Robert P. George, the Herbert W. Vaughan Senior Fellow at the Witherspoon Institute, McCormick Professor of Jurisprudence at Princeton University, Visiting Professor at Harvard Law School, and Director of the James Madison Program in American Ideals and Institutions at Princeton, was elected Tuesday, July 23, to serve as Chair of the United States Commission on International Religious Freedom (USCIRF). Professor George was appointed to the Commission in 2012 by Speaker of the House John Boehner and is serving his first term as a Commissioner.
Dr. Katrina Lantos Swett, USCIRF’s outgoing Chair and an appointee of Senate Majority Leader Harry Reid, announced Professor George’s selection. “I have been honored to work alongside Professor George this past year in the struggle to guarantee religious freedom abroad for people of every faith and shade of belief. He is a true human rights champion, whose compassion for victims of oppression and wisdom about international religious freedom shine through all we have accomplished this past year. Our bipartisan Commission is united in its admiration for George’s skills as an advocate and leader of the international religious freedom movement. The Commission is eager to continue its work under his able leadership.”
Commenting on his election as Chair of USCIRF, George said, “I am deeply honored that my colleagues have entrusted me with this position of leadership. I have big shoes to fill: Dr. Lantos Swett is a visionary leader who brings people together and empowers them in support of international religious freedom. As our leader, she tirelessly and effectively promoted this most fundamental of human rights. It will be my constant endeavor to live up to her outstanding example as USCIRF works to ensure that the cause of religious freedom, understood in its most robust sense, is given the high priority it deserves in the formation and execution of U.S. foreign policy. While much has been accomplished, much remains to be done.”
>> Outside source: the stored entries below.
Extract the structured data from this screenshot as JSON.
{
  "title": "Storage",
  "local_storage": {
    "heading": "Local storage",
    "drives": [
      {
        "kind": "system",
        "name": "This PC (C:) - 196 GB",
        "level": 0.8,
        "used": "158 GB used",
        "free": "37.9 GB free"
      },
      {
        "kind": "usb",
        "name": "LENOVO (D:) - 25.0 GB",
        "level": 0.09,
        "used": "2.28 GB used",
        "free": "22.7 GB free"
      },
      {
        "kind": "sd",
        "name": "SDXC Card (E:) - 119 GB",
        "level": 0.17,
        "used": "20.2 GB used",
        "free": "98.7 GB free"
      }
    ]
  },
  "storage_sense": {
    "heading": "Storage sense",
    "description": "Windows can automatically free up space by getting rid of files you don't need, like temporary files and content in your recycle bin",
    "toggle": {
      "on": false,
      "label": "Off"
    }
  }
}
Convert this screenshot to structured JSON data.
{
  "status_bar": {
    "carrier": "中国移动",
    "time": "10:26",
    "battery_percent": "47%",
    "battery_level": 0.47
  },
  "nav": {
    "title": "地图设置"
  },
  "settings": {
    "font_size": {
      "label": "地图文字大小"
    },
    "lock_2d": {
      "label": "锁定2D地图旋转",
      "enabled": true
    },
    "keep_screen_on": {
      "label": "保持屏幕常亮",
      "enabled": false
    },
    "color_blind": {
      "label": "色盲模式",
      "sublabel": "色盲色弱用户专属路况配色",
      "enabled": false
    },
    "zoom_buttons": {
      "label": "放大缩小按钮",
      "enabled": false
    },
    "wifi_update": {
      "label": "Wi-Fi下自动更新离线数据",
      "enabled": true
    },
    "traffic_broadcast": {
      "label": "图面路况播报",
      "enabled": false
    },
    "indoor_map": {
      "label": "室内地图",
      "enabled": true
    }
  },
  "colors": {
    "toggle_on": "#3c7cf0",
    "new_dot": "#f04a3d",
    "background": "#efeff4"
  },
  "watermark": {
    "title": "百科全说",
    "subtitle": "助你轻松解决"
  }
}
George has previously served on the President’s Council on Bioethics and as a presidential appointee to the U.S. Commission on Civil Rights. He also has served on UNESCO’s World Commission on the Ethics of Scientific Knowledge and Technology, and is a member of the Council on Foreign Relations. George is a former Judicial Fellow at the Supreme Court of the United States, where he received the Justice Tom C. Clark Award.
George is a recipient of many notable honors, including the United States Presidential Citizens Medal, the Honorific Medal for Human Rights of the Republic of Poland, and the Canterbury Medal from the Becket Fund for Religious Liberty. He serves on the boards of the Ethics and Public Policy Center and the Institute on Religion and Democracy, as well as the advisory committees of First Things magazine and the William E. and Carol G. Simon Center on Religion and the Constitution at the Witherspoon Institute.
An award-winning teacher at Princeton, George is a prolific writer in the areas of moral and political philosophy, philosophy of law, and constitutional law and theory. His most recent book is Conscience and Its Enemies (ISI Books, 2013). His scholarly articles have appeared in the Harvard Law Review, the Yale Law Journal, the Columbia Law Review, and other leading journals of law, philosophy, and political science. His writings also have appeared in the New York Times, the Washington Post, the Wall Street Journal, National Review, the Boston Review, and the Times Literary Supplement.
A graduate of Swarthmore College and Harvard Law School, George holds a master’s degree in theology from Harvard and a doctorate in philosophy of law from Oxford University, as well as honorary doctorates of law, letters, science, ethics, divinity, civil law, humane letters, and juridical science.